The chase wound across rooftops, fire escapes, and chain-link fences. Jake wheezed, shouting half-baked one-liners. Rosa cut off escape routes with surgical precision. Cross scaled obstacles with fluid grace, like a man who'd done this a thousand times.

Finally, in a dead-end alley, Cross caught the tagger mid-climb, yanking him down with a controlled slam. Rosa cuffed him, Jake arriving seconds later, panting but triumphant. "See? Teamwork. Nailed it."

The hood fell back. Young. Freckled. Designer clothes.

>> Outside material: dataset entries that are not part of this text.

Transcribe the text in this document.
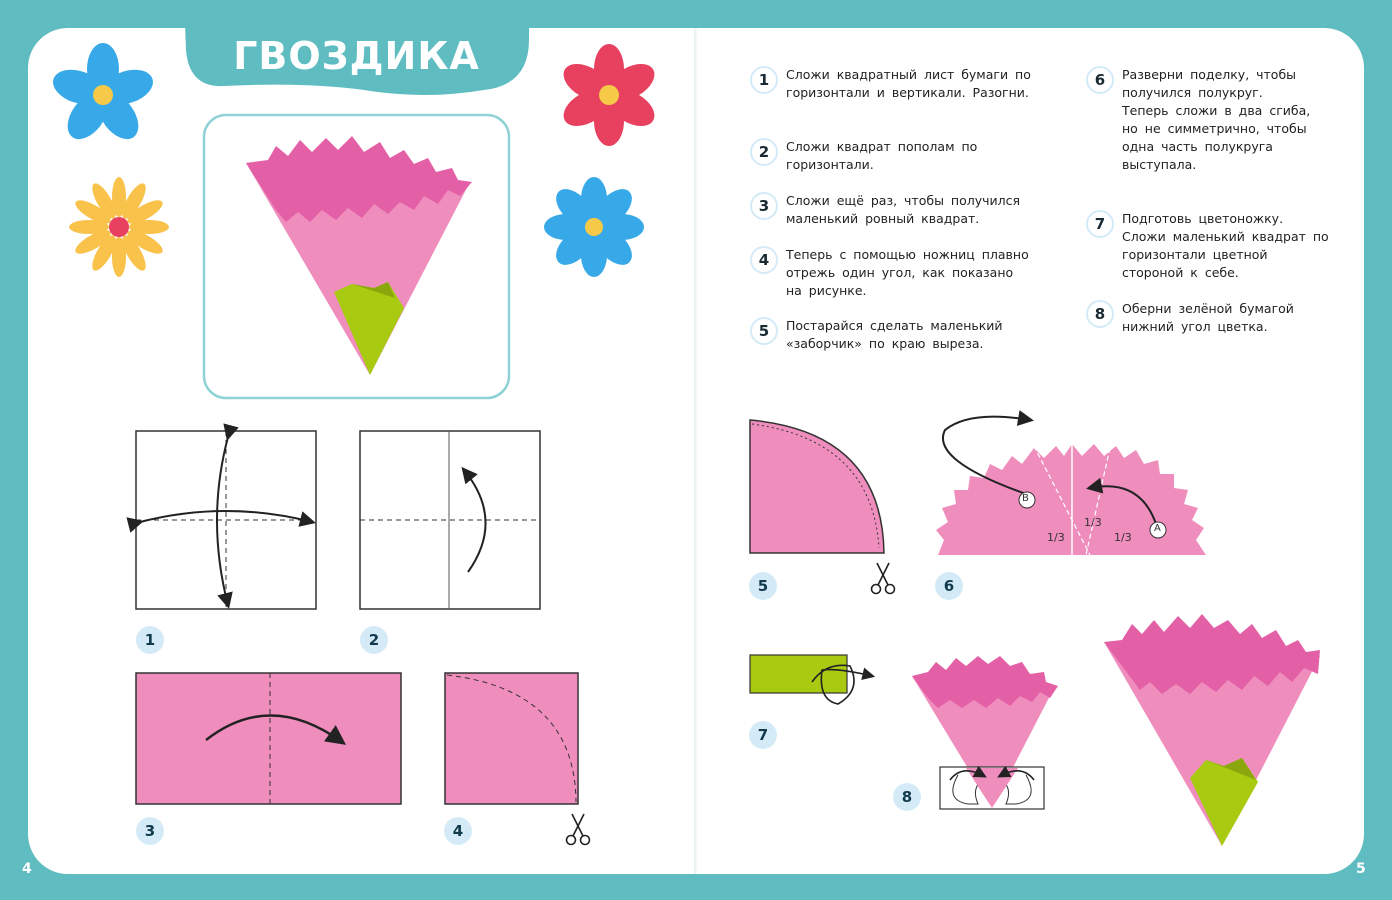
ГВОЗДИКА
B
A
1/3
1/3
1/3
1	2
3	4
5	6
7
8
1	Сложи квадратный лист бумаги по горизонтали и вертикали. Разогни.
2	Сложи квадрат пополам по горизонтали.
3	Сложи ещё раз, чтобы получился маленький ровный квадрат.
4	Теперь с помощью ножниц плавно отрежь один угол, как показано на рисунке.
5	Постарайся сделать маленький «заборчик» по краю выреза.
6	Разверни поделку, чтобы получился полукруг. Теперь сложи в два сгиба, но не симметрично, чтобы одна часть полукруга выступала.
7	Подготовь цветоножку. Сложи маленький квадрат по горизонтали цветной стороной к себе.
8	Оберни зелёной бумагой нижний угол цветка.
4	5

Amy froze. "That's Deputy Commissioner Podolski's son."

Silence.

Holt's voice, cold and steady, cut through the alley. "On the contrary. We know exactly who he is."

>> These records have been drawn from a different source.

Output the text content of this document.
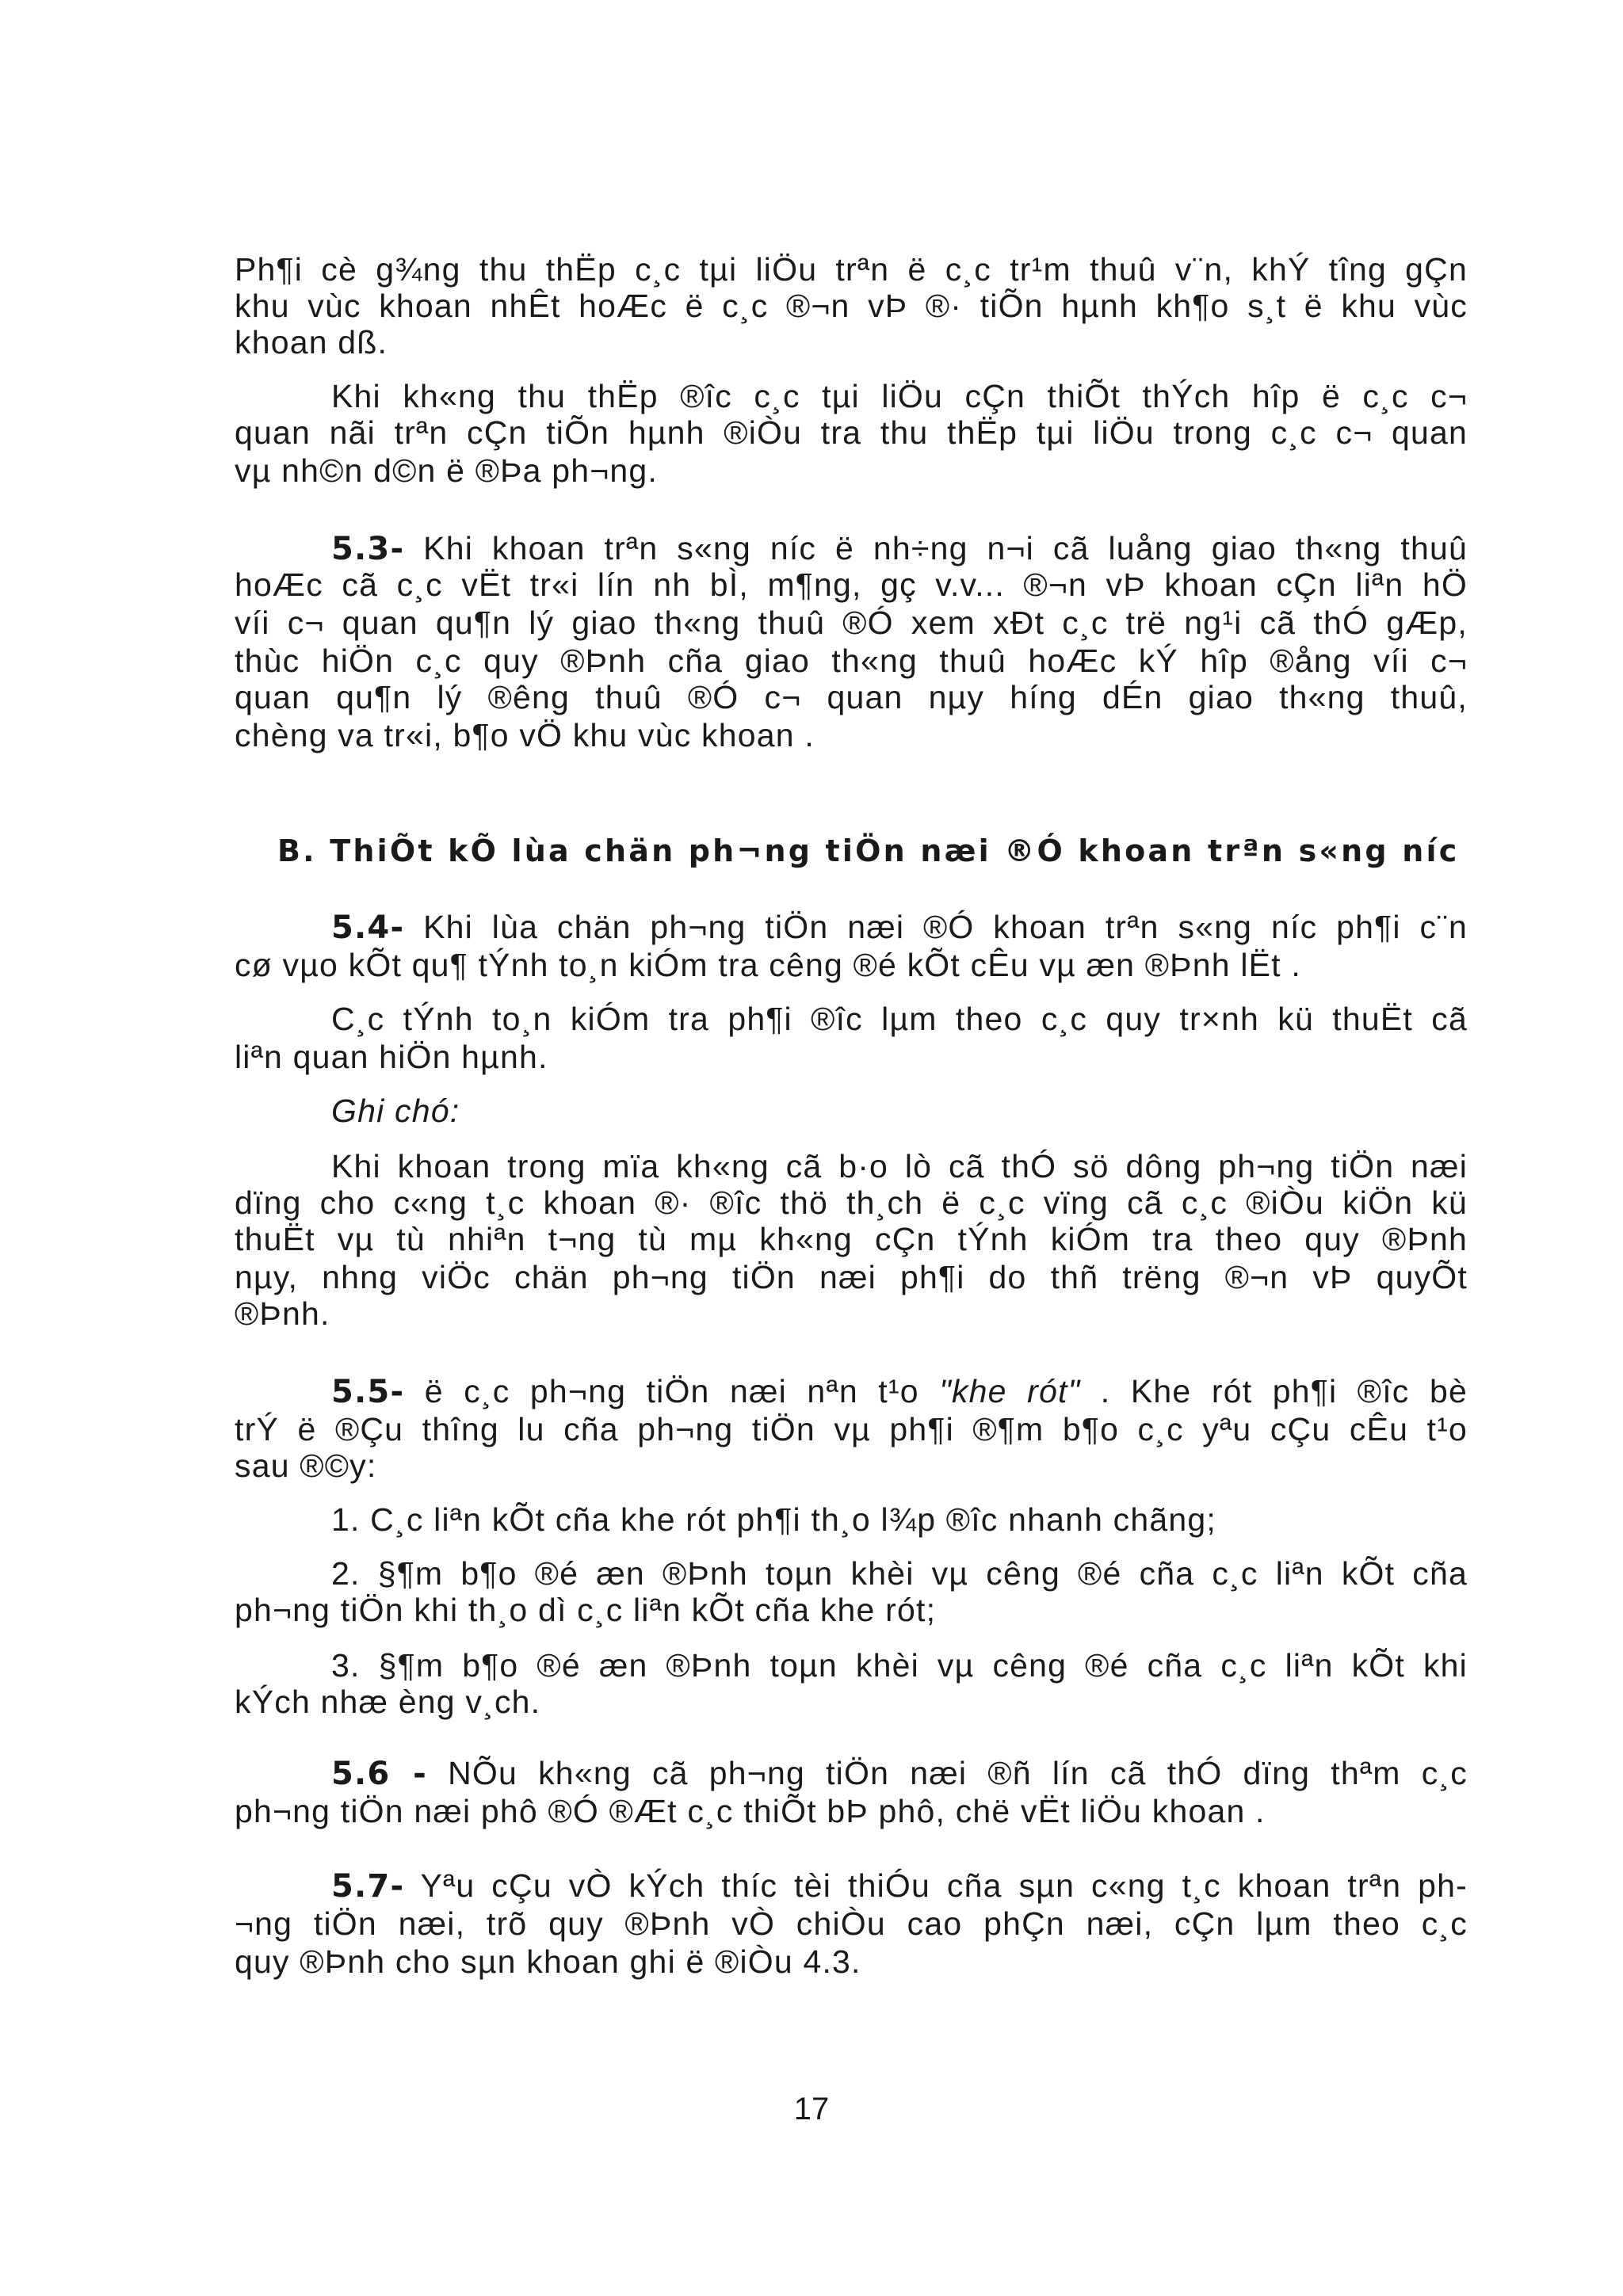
Ph¶i cè g¾ng thu thËp c¸c tµi liÖu trªn ë c¸c tr¹m thuû v¨n, khÝ tîng gÇn
khu vùc khoan nhÊt hoÆc ë c¸c ®¬n vÞ ®· tiÕn hµnh kh¶o s¸t ë khu vùc
khoan dß.
Khi kh«ng thu thËp ®îc c¸c tµi liÖu cÇn thiÕt thÝch hîp ë c¸c c¬
quan nãi trªn cÇn tiÕn hµnh ®iÒu tra thu thËp tµi liÖu trong c¸c c¬ quan
vµ nh©n d©n ë ®Þa ph¬ng.
5.3- Khi khoan trªn s«ng níc ë nh÷ng n¬i cã luång giao th«ng thuû
hoÆc cã c¸c vËt tr«i lín nh bÌ, m¶ng, gç v.v... ®¬n vÞ khoan cÇn liªn hÖ
víi c¬ quan qu¶n lý giao th«ng thuû ®Ó xem xÐt c¸c trë ng¹i cã thÓ gÆp,
thùc hiÖn c¸c quy ®Þnh cña giao th«ng thuû hoÆc kÝ hîp ®ång víi c¬
quan qu¶n lý ®êng thuû ®Ó c¬ quan nµy híng dÉn giao th«ng thuû,
chèng va tr«i, b¶o vÖ khu vùc khoan .
B. ThiÕt kÕ lùa chän ph¬ng tiÖn næi ®Ó khoan trªn s«ng níc
5.4- Khi lùa chän ph¬ng tiÖn næi ®Ó khoan trªn s«ng níc ph¶i c¨n
cø vµo kÕt qu¶ tÝnh to¸n kiÓm tra cêng ®é kÕt cÊu vµ æn ®Þnh lËt .
C¸c tÝnh to¸n kiÓm tra ph¶i ®îc lµm theo c¸c quy tr×nh kü thuËt cã
liªn quan hiÖn hµnh.
Ghi chó:
Khi khoan trong mïa kh«ng cã b·o lò cã thÓ sö dông ph¬ng tiÖn næi
dïng cho c«ng t¸c khoan ®· ®îc thö th¸ch ë c¸c vïng cã c¸c ®iÒu kiÖn kü
thuËt vµ tù nhiªn t¬ng tù mµ kh«ng cÇn tÝnh kiÓm tra theo quy ®Þnh
nµy, nhng viÖc chän ph¬ng tiÖn næi ph¶i do thñ trëng ®¬n vÞ quyÕt
®Þnh.
5.5- ë c¸c ph¬ng tiÖn næi nªn t¹o "khe rót" . Khe rót ph¶i ®îc bè
trÝ ë ®Çu thîng lu cña ph¬ng tiÖn vµ ph¶i ®¶m b¶o c¸c yªu cÇu cÊu t¹o
sau ®©y:
1. C¸c liªn kÕt cña khe rót ph¶i th¸o l¾p ®îc nhanh chãng;
2. §¶m b¶o ®é æn ®Þnh toµn khèi vµ cêng ®é cña c¸c liªn kÕt cña
ph¬ng tiÖn khi th¸o dì c¸c liªn kÕt cña khe rót;
3. §¶m b¶o ®é æn ®Þnh toµn khèi vµ cêng ®é cña c¸c liªn kÕt khi
kÝch nhæ èng v¸ch.
5.6 - NÕu kh«ng cã ph¬ng tiÖn næi ®ñ lín cã thÓ dïng thªm c¸c
ph¬ng tiÖn næi phô ®Ó ®Æt c¸c thiÕt bÞ phô, chë vËt liÖu khoan .
5.7- Yªu cÇu vÒ kÝch thíc tèi thiÓu cña sµn c«ng t¸c khoan trªn ph-
¬ng tiÖn næi, trõ quy ®Þnh vÒ chiÒu cao phÇn næi, cÇn lµm theo c¸c
quy ®Þnh cho sµn khoan ghi ë ®iÒu 4.3.
17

Back at the precinct, the storm hit.

Deputy Commissioner Podolski arrived in a fury, demanding his son's release. Holt stood firm. "Your son vandalized city property and targeted the NYPD. Charges stand."

Podolski's face went red. "You'll regret this, Holt. You're finished."

Cross, silent until now, stepped forward. "Sir, with respect, burying this would only make it worse when the press uncovers it. And they will."

Podolski rounded on him. "And who the hell are you?"

"Detective Cross," Ethan said evenly, unflinching.

The silence stretched. Podolski's glare flicked between Holt and Cross before he stormed out, slamming the door.

Hours later, the squad gathered in the bullpen. The perp was processed. Charges filed. Podolski's lawyers were no doubt already circling.

Jake collapsed into his chair. "Well, that's it. We're all gonna get reassigned to meter maid duty. I'm calling it."

"Speak for yourself," Rosa muttered.

Terry rubbed his temples. "This kind of heat? Not good for stress."

Cross sat at his desk, quietly jotting in a leather notebook. Jake eyed him. "How are you not freaking out? We just arrested the commissioner's kid!"

Cross didn't look up. "The law doesn't change based on names. He broke it. He was caught. That's the job."

"Damn," Boyle whispered in awe.

Across the bullpen, Gina added to the glittering Cross Board: Mysterious confidence + scar = probably a secret spy.

Amy frowned. "We're detectives. Shouldn't we just… ask him?"

"Where's the fun in that?" Gina smirked.

Cross closed his notebook. He'd heard every word. And though his face remained unreadable, the faintest smirk curved his lips.

Already, the Nine-Nine was starting to change.